I was reading an author's blog the other day and he was referencing a world without any privacy to make a point. It got me thinking that people value privacy to different degrees. Some people keep as much private as the possibly can. Things like pay, what they spend their money on, their past, what's in their closet, what people see them doing, their naked body, their feelings about things...etc. I all areas of our life we all determine how much we keep private and if something we want to remain private gets out then we would be pretty upset about it.
After considering what type of stuff you like to keep private now think about a world with no privacy. This is probably not possible because some stuff you could keep privately in your head but bare with me on this. Imagine everyone knows how much you get paid, how you spend all of your time, what you have purchased and what you paid for those purchases, what you eat, how long you sleep, how well you brush your teeth, your routine in the shower, what you watch on TV, what you look at on the Internet, what is said in your conversations, what you read... etc. The list could go on forever.
In thinking about this no privacy concept I think it could be very liberating. I think a lot of stress comes from keeping things private and if it was all out there on the table you could let go of a lot of feelings and emotions like pride, shame, fear, envy and so on. Everyone would be completely exposed and we would see everyone's shortcomings or oddities as well as things that would probably impress us. It could also enhance all those feelings and emotions because they would not longer be held back by our not knowing certain things.

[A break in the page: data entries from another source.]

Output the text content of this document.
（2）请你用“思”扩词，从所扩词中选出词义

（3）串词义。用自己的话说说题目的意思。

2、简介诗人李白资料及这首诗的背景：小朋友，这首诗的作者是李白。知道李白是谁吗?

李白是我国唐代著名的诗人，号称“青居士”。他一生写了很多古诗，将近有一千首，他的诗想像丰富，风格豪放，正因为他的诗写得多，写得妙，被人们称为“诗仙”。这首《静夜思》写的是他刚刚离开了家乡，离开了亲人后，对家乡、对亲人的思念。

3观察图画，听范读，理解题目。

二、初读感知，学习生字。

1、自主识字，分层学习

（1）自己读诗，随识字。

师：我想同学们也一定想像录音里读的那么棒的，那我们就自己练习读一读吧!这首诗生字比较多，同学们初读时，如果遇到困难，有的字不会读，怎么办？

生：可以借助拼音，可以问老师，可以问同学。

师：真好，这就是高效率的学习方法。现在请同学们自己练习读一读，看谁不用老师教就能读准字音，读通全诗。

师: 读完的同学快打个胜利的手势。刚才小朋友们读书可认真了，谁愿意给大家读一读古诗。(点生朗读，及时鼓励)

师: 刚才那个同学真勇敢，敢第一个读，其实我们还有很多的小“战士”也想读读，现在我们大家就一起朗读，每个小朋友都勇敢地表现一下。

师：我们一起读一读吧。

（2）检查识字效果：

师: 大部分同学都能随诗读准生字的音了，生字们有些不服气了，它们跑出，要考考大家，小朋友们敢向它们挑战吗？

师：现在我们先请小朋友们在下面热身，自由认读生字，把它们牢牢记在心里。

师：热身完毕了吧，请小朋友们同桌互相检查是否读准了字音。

Not sure if this makes sense but here's the task for you to consider. Think about various areas in your life and where you draw the line when it comes to what is public and what is private. Feel free to explain why certain things are private but I would challenge you to not use the reason "because it is no one else's business". That may be true but I think maybe that isn't the true reason, it is just the easiest one for us to give.
1 hour ago
3 comments:
At first glance it kind of sounds like heaven... except, everyone's looking at me. I don't know man.
I've been thinking about this for a while. I think it would significantly increase my stress levels. I tell people a lot of things, and if someone asks me, I normally tell them what they want to know. However, I think sometimes people use information to hurt/judge/form opinions of you that really it doesn't matter if they know that about you or not.

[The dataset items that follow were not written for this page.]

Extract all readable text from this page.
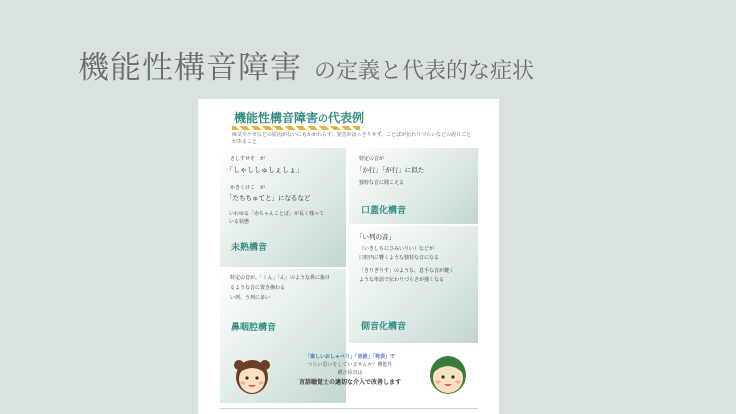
機能性構音障害 の定義と代表的な症状
機能性構音障害の代表例
麻気やケガなどの原因がないにもかかわらず、発音がはっきりせず、ことばが伝わりづらいなどの誤りごとがあること
さしすせそ　が
「しゃししゅしぇしょ」
かきくけこ　が
「たちちゅてと」になるなど
いわゆる「赤ちゃんことば」が長く残って
いる状態
未熟構音
特定の音が
「か行」「が行」に似た
独特な音に聞こえる
口蓋化構音
特定の音が、「くん」「ん」のような鼻に抜け
るような音に置き換わる
い列、う列に多い
鼻咽腔構音
「い列の音」
（いきしちにひみいりい）などが
口腔内に響くような独特な音になる
「きりぎりす」のような、息手な音が鍵く
ような単語で伝わりづらさが強くなる
側音化構音
「楽しいおしゃべり」「音読」「発表」で
つらい思いをしていませんか？機能性
構音障害は
言語聴覚士の適切な介入で改善します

I have been thinking about this as well. At first I was thinking about privacy with finances. For the most part, we don't talk about our money with others. I always felt like it was no one's business what we make, what our house costs, how much we spend on certain things ... but I am not sure of the reason I feel it is private. Is it because I am competitive about it? Or because I don't want to be judged by others about what we make and how we spend it? I am not sure ...
Also- I thought this last week about simpler privacy issues. Our house is being re-piped. The plumbers did much more demo on day one than planned - so they ended up clearing out our things on their own. We returned to our cupboards, closets and even medicine cabinets emptied into the living room. I felt slightly embarrassed about them doing this. Even them standing in my shower to work - I wondered if they had any thoughts on our shampoo brands, that my razer handle could use a deep cleaning, was there too much soap scum and they thought we lived in filth??
Having strangers work all through my home - and specifically around all our plumbing - this week has made me realize I like privacy. I do share a lot of things, and as life goes on I share more and more ... but I think I prefer to decide what I share with people. Some get a little bit, and some get almost all of it ... but I like the part of privacy where I get to make those decisions.
(And yes- that includes all the junky reality shows in my TiVo that are my guilty pleasure, to which my husband just rolls his eyes!)